Question

How do you solve and graph $ 4 < y + 2 < - 3(y - 2) + 24 $ ?

Answer 1

Hint: Take out all the like terms to one side and all the alike terms to the other side. Take out all the common terms. Reduce the terms on the both sides until they cannot be reduced any further if possible. Then finally evaluate the value of the unknown variable. Solve both the inequalities separately.

Complete step-by-step answer:
First we will start off by evaluating the inequality $ 4 < y + 2 $
Now we subtract $ 2 $ from both the sides so we get,
 $ 4 - 2 < y + 2 - 2 $
 $ 2 < y $
Now we will evaluate the second inequality that is $ y + 2 < - 3(y - 2) + 24 $ .
We will first open the brackets and simplify the terms.
 $ y + 2 < - 3(y - 2) + 24 $
 $ y + 2 < - 3y + 6 + 24 $
 $ y + 2 < - 3y + 30 $
Now we will add $ (3y - 2) $ to both the sides.
 $ y + 2 + (3y - 2) < - 3y + 30 + (3y - 2) $
 $ 4y < 28 $
Divide both the sides by $ 4 $ .
 $ y < 7 $
Now if we recombine the equations, we will get,
 $ \Rightarrow 2 < y < 7 $
Now we will plot the graph.
Now take
 $ \Rightarrow 2 < y $ or $ 4 < y + 2 $ .

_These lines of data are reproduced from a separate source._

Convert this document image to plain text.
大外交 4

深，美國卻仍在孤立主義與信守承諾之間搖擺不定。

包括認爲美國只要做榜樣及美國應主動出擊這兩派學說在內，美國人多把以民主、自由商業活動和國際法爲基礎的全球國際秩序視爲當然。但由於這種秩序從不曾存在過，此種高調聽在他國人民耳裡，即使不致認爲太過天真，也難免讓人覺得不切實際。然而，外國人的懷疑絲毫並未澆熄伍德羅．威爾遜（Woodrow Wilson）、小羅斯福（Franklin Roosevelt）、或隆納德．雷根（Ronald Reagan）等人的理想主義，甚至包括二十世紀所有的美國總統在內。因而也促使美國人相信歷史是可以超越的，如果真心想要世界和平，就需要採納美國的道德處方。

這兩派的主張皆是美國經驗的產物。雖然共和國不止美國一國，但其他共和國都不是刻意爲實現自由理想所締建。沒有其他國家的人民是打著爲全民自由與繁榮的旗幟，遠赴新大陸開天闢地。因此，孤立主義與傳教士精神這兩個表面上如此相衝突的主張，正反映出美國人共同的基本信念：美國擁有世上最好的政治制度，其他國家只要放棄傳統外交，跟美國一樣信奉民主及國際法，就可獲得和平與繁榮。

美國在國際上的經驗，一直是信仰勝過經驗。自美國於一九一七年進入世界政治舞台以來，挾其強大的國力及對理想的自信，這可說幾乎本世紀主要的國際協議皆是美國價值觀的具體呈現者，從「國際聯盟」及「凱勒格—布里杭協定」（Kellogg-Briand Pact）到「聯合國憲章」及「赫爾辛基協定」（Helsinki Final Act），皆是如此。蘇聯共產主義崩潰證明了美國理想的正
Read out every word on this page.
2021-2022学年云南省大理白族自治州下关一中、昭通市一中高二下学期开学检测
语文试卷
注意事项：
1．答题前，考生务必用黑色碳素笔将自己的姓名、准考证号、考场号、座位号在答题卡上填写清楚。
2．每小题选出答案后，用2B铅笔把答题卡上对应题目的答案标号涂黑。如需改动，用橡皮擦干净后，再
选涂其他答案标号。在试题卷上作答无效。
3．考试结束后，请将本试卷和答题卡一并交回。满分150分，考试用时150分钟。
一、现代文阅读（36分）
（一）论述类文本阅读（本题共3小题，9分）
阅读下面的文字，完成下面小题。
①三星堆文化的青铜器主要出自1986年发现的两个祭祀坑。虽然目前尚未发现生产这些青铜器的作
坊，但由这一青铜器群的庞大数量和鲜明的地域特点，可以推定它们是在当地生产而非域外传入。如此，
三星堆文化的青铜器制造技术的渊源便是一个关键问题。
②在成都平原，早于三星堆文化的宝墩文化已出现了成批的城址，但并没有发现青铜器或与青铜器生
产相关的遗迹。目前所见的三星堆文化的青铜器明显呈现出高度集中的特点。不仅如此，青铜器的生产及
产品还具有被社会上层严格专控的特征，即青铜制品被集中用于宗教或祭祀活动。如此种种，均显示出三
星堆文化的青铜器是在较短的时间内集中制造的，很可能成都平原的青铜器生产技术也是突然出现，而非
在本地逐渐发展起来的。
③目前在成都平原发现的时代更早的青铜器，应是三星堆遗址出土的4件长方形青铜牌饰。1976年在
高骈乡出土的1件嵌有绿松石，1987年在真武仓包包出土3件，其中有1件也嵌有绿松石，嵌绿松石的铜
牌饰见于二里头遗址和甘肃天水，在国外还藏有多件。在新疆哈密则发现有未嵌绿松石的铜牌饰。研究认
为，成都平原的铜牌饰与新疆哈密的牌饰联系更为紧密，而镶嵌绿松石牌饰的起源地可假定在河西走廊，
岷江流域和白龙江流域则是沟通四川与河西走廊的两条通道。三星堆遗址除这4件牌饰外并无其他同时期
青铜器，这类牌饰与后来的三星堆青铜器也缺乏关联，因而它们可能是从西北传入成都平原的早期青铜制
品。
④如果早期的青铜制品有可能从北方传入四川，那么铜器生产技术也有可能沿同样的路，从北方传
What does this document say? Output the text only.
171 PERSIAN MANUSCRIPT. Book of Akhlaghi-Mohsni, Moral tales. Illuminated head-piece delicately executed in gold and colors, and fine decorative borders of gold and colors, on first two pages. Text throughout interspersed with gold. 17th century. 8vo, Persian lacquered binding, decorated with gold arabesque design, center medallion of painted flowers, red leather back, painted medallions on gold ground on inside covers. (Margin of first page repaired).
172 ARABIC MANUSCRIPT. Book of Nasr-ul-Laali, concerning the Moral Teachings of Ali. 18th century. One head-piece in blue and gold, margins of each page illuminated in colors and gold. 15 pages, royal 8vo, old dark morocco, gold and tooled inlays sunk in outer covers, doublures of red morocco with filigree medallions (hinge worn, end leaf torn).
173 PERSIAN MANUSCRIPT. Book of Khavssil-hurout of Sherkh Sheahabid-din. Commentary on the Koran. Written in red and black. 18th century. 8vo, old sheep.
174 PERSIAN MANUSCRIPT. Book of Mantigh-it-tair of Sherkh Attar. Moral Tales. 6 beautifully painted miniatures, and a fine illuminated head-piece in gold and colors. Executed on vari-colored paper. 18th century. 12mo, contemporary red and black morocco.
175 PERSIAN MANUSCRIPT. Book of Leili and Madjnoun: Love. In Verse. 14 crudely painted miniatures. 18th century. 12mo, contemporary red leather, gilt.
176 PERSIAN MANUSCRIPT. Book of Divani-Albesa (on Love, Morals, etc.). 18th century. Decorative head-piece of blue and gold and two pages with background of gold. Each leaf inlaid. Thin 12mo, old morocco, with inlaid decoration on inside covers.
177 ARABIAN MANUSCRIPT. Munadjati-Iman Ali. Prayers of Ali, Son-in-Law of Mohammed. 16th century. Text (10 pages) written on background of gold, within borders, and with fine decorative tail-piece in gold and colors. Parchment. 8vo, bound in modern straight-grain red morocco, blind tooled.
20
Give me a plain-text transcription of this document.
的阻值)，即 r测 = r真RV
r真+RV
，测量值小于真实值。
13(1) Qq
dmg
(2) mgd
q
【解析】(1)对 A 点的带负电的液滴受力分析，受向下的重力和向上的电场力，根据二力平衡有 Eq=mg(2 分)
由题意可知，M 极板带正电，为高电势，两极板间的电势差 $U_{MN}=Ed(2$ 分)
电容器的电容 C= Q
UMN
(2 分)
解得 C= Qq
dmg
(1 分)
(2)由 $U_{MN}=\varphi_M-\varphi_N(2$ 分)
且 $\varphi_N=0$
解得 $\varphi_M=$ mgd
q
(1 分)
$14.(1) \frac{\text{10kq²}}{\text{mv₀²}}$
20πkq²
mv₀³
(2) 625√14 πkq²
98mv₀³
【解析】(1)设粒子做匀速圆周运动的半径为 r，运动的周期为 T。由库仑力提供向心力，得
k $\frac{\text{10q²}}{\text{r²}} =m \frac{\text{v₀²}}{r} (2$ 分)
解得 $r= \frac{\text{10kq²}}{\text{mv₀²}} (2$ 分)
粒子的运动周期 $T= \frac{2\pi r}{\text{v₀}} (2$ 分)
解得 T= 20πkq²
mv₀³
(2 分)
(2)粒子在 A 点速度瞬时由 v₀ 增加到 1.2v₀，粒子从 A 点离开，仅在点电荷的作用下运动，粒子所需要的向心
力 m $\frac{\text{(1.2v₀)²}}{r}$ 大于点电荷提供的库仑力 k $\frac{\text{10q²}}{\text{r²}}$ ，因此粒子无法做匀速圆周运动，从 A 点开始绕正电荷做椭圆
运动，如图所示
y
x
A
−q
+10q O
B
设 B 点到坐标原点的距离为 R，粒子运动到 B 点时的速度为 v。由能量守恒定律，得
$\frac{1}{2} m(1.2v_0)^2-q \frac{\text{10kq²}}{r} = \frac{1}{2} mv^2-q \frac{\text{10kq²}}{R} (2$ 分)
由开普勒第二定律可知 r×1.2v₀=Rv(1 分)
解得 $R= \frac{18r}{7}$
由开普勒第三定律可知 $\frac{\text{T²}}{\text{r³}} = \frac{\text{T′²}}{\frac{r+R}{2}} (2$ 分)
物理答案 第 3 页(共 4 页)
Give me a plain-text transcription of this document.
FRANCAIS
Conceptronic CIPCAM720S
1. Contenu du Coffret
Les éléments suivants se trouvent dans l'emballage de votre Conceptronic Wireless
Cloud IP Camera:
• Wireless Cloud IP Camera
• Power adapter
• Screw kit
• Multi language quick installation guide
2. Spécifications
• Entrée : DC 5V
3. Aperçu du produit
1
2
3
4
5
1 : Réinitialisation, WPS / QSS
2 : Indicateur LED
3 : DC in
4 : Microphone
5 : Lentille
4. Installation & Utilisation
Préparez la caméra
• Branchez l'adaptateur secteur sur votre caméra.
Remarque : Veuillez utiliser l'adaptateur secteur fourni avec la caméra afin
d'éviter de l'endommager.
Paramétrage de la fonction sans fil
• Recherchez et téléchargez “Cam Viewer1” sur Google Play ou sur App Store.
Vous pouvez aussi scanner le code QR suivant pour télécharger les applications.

In the above graph the shaded region is the solution of $ 2 < y $ Also if we take a point lies on the line $ y = 2 $ the inequality $ 4 < y + 2 $ doesn't satisfy.
Now take
 $ \Rightarrow y < 7 $ or $ y + 2 < - 3(y - 2) + 24 $

In the above graph the shaded region is the solution of $ y < 7 $ Also if we take a point lies on the line $ y = 7 $ the inequality $ y + 2 < - 3(y - 2) + 24 $ don’t satisfy

Note: When drawing the graph of the inequality of $ 2 < y $ and $ y < 7 $ we consider $ y = 2 $ and $ y = 7 $ . As we can see, it has two parallel lines to ‘x’-axis. In the question we have simple linear inequality with one variable and we follow the same procedure for these kinds of problems.